15 Punkte für weniger Langzeitarbeitslosigkeit in Hessen

In Hessen beziehen rund 430.000 Menschen Arbeitslosengeld II. Davon sind rund 300.000 erwerbsfähig, 100.000 arbeitslos (davon 40.000 langzeitarbeitslos), 80.000 in Arbeit mit aufstockendem Arbeitslosengeld II und 150.000 Kinder.

Aktualisiert am: 09.05.2024 4 Min. Lesezeit
  1. Die Jobcenter müssen die individuellen Fähigkeiten, Stärken und Qualifikationen der Langzeitarbeitslosen in Hessen detailliert erfassen und für eine passgenaue Beratung, Förderung und Vermittlung nutzen.
  2. Die Jobcenter müssen gesundheitliche Einschränkungen der Langzeitarbeitslosen erfassen und frühzeitig Reha-Maßnahmen einleiten, damit die Beschäftigungsfähigkeit schnell wieder hergestellt wird und Dauerkrankheit vermieden werden kann. Denn erwerbsfähig ist nach dem SGB II bereits, wer mindestens drei Stunden täglich arbeiten kann.
  3. Die Jobcenter müssen die rund 30.000 Aufstocker in Hessen, die lediglich einen Minijob oder eine selbständige Tätigkeit ausüben, mit der sie ihre Existenz nicht selber sichern können, durch Einfordern von Eigenbemühungen und Arbeitsangebote in eine existenzsichernde Beschäftigung führen. Deshalb sollte der gesetzliche Fehlanreiz, sich in Kleinstbeschäftigungen einzurichten und diese mit Arbeitslosengeld II zu ergänzen, gestrichen werden.
  4. Rund ein Viertel der Langzeitarbeitslosen, die eine sozialversicherte Beschäftigung aufnehmen, ist nach 12 Monaten nicht mehr sozialversichert beschäftigt. Deshalb sollten ehemalige Arbeitslosengeld-II-Bezieher bei Bedarf auch nach Aufnahme einer Arbeit weiter durch die Jobcenter beraten und unterstützt werden, damit sie sich im Job wieder zurechtfinden und nicht in Arbeitslosigkeit zurückfallen.

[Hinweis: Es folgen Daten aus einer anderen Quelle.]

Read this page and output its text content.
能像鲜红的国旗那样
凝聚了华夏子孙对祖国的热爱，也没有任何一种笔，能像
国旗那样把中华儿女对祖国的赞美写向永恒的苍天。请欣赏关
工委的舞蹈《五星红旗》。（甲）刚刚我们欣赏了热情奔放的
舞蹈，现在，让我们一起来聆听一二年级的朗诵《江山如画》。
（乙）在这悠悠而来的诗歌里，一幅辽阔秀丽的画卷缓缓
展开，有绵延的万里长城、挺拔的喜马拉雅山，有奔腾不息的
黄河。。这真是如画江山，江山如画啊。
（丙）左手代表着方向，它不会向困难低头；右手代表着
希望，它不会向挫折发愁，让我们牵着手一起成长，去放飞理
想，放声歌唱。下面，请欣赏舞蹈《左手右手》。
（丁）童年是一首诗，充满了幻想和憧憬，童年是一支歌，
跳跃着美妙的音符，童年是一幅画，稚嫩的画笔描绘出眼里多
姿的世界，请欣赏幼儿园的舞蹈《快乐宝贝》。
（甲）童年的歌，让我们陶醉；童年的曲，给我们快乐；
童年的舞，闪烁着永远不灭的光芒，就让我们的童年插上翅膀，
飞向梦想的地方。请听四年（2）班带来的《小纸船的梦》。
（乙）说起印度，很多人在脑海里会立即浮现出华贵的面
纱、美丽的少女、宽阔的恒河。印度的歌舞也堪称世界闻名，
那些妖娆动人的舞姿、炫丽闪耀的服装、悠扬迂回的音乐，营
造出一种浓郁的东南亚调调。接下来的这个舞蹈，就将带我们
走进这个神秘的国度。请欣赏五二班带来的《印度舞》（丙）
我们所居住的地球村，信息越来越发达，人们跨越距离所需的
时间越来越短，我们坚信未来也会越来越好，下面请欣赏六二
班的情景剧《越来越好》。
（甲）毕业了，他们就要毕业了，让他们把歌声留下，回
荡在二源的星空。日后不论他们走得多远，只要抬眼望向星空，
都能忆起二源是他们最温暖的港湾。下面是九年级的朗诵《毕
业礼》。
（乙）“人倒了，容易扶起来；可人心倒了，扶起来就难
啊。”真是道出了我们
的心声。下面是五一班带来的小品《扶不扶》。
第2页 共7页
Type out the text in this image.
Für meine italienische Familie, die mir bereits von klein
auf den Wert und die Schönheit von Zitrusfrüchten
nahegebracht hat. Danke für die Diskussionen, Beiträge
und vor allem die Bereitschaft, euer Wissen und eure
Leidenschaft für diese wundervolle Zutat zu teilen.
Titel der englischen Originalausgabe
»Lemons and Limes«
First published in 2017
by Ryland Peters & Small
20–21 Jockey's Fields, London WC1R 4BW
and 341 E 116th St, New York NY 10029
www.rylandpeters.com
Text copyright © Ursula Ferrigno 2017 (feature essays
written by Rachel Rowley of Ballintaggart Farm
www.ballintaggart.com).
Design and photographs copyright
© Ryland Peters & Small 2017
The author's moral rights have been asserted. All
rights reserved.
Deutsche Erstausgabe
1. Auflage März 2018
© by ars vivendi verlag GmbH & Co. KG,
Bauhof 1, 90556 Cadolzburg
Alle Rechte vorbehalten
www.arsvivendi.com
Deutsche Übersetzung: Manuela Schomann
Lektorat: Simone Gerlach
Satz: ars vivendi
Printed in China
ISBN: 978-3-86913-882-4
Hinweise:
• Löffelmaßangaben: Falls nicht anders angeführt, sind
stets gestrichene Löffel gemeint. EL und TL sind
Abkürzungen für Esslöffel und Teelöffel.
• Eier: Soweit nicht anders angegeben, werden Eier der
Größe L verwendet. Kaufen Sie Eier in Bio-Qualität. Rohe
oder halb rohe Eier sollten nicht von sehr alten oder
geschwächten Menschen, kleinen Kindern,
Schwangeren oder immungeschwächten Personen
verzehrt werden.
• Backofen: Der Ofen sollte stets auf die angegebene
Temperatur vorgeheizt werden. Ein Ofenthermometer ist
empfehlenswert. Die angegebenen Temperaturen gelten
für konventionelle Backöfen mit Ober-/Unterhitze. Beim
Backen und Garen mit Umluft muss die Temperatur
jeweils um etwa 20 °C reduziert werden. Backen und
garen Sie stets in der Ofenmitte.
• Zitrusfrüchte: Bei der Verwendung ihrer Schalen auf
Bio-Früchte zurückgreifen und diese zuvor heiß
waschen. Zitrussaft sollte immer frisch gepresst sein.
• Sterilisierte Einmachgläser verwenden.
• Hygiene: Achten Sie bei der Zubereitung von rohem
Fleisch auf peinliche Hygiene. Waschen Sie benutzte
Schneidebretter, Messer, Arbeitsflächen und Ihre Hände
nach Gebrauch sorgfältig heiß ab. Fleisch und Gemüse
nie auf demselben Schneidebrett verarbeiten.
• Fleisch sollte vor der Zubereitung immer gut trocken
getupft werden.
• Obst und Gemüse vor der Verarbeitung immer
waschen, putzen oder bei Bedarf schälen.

  5. Die Jobcenter müssen für die Bürger in einem verständlichen Bericht Rechenschaft über Kosten und Nutzen der Arbeitslosengeld-II-Verwaltung ablegen. Nur hierdurch entsteht für die Jobcenter der Anreiz, ihre Arbeit systematisch zu verbessern.
  6. Die Hauptursache für Arbeitslosigkeit ist fehlende Bildung. Über die Hälfte der Arbeitslosen hat keinen Berufsabschluss. Deshalb muss die Zahl der Schulabbrecher und Personen ohne Berufsabschluss reduziert werden, indem insbesondere Kinder aus sozial benachteiligten Haushalten frühzeitig und individuell gefördert werden. Die Teilzeitausbildung bietet Betrieben und jungen Menschen eine noch zu selten genutzte Möglichkeit, trotz familiärer Pflichten einen Berufsabschluss zu erlangen.
  7. Auch die Anstrengungen, Erwachsene zu einem beruflichen Abschluss zu bringen, müssen intensiviert werden. Weiterbildung sollte sich aber nicht  nur  an den  Stärken  und  Interessen  des  Einzelnen, sondern  auch  an  den  Bedürfnissen  des  Arbeitsmarktes  orientieren. Nur so können auch Enttäuschungen und Motivationsverluste bei den betroffenen Menschen vermieden werden. Die Weiterbildung sollte  nur  gefördert  werden,  wenn  der  im  Ergebnis  erzielte Berufsabschluss gute Arbeitsmarktperspektiven bietet und die Aussichten auf eine möglichst dauerhafte Beschäftigung oberhalb der Helferebene verbessert.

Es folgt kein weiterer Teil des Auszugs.